With these factors for this project in mind, it would seem to be beneficial to study ROV based tie-in systems for future similar projects.

At the platform side, the rigid pipelines could be terminated with a standard flange and laid down with a blind flange with recovery rigging. The flexible lay vessel would come in at a later stage and recover the rigid pipeline to the stern hang-off table and connect the riser at surface using standard bolted flange. The lay of the risers would continue, and hand-over to the platform would be according to normal procedure.

It is envisioned that this operation would be less time consuming than use of standard VCMs. Also, there would be no need for PLETs at the platform side for this alternative, and hence this alternative would represent a clear cost saving for a future similar project development phase. It should be noted, however, that a solution with no PLETs will complicate future potential replacements of flexible pipe sections.

All-rigid solution; umbilical connections

Developing these ideas further would be to introduce an all-rigid solution for projects in which rigid risers (steel, titanium, etc.) are feasible as an alternative to flexibles. This would mean installation of steel catenary risers (SCRs) instead of flexible risers in combination with either rigid spools or a direct stab and hinge-over arrangement at the subsea end.

SCRs installed from reel ships seem to be winning more recognition, and several applications are already in service. DSND actually installed two partly reeled SCRs to the Petrobras P-36 platform just ahead of this project, and several other applications are in service in the US Gulf of Mexico.

As mentioned, installation of SCRs would require the platform topside be prepared for other top hang-off angles than is the case for flexible risers.

Moreover, it seems to be an obvious proposal to reduce offshore installation time and manufacturing costs by supplying umbilicals in a single continuous length with no need for offshore connections.

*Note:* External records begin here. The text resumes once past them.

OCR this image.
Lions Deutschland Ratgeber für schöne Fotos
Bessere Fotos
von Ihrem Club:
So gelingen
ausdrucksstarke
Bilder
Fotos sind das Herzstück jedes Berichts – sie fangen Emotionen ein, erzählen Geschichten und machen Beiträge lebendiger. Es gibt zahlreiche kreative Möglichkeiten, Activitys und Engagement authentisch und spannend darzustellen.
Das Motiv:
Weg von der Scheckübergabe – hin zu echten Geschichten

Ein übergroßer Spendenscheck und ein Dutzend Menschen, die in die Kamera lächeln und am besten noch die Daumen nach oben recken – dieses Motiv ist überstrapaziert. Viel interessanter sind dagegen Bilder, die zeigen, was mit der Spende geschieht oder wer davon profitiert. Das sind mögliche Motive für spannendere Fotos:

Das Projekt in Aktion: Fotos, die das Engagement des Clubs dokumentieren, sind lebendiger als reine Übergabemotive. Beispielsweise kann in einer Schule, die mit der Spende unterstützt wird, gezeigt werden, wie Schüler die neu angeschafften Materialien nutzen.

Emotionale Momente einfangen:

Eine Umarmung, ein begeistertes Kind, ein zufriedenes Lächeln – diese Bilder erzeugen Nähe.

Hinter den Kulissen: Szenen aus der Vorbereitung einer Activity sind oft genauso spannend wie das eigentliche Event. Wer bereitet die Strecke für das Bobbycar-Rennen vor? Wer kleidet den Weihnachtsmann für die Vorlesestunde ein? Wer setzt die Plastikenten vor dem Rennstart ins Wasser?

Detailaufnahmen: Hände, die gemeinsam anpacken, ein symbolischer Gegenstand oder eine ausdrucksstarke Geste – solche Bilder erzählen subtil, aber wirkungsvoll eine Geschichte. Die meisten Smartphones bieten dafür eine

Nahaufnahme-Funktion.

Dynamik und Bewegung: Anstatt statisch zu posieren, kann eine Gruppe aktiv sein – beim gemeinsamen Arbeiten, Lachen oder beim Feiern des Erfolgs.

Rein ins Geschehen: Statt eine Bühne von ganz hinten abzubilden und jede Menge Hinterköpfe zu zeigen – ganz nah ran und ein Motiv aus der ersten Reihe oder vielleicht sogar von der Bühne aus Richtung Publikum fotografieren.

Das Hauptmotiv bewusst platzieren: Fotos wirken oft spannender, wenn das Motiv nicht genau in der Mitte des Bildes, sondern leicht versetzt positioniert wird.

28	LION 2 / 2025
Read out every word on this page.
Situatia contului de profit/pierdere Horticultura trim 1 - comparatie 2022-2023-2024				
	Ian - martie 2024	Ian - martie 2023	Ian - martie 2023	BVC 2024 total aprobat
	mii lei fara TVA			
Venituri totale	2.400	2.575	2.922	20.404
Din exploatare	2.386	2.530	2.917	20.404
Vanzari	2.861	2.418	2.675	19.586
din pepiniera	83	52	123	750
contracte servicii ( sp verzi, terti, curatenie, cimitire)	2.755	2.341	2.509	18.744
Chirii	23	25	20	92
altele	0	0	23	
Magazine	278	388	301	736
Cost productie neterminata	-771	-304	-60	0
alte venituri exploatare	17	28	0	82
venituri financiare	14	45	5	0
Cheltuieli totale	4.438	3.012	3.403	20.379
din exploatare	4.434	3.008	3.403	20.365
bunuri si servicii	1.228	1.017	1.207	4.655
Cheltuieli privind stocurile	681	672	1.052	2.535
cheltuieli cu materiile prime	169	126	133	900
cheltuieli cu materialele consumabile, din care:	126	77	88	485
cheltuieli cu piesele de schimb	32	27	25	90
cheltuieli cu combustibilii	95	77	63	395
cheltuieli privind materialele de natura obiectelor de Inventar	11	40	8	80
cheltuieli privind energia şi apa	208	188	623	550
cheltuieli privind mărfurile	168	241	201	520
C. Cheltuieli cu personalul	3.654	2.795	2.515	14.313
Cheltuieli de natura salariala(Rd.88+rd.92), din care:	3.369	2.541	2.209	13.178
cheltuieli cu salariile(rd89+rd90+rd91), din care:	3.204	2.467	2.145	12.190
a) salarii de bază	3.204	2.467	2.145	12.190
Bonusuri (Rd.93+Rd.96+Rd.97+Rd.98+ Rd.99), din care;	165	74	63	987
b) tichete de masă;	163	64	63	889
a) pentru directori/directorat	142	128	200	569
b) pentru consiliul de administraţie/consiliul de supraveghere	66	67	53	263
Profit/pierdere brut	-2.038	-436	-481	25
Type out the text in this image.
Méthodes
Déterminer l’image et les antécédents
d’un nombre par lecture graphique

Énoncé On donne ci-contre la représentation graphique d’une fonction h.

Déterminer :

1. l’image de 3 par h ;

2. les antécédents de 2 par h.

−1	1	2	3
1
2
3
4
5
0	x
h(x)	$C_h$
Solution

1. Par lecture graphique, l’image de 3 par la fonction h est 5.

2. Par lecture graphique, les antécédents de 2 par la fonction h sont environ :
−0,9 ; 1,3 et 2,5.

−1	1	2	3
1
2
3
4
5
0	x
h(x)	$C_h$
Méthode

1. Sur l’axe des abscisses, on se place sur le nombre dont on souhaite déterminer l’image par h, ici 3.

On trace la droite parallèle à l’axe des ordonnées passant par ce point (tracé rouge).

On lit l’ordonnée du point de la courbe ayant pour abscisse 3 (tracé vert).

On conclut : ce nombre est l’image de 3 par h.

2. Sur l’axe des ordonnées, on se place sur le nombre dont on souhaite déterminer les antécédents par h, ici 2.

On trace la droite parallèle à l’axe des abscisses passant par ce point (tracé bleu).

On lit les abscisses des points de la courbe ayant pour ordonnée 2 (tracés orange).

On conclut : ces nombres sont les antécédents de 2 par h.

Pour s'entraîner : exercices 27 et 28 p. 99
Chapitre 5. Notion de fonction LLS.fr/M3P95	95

The average time spent on this project for each connection operation was in the order of 12 hr. In addition, a significant amount of time was taken up by failing electrical connectors leading to recovery of laid sections and offshore re-termination of these connectors.

A continuous-length umbilical would also provide a more reliable control system for the operation life of the field. Continuous-length umbilicals will put higher demands on manufacturers as well as installation vessel capacities and will also limit the flexibility to reposition wellheads.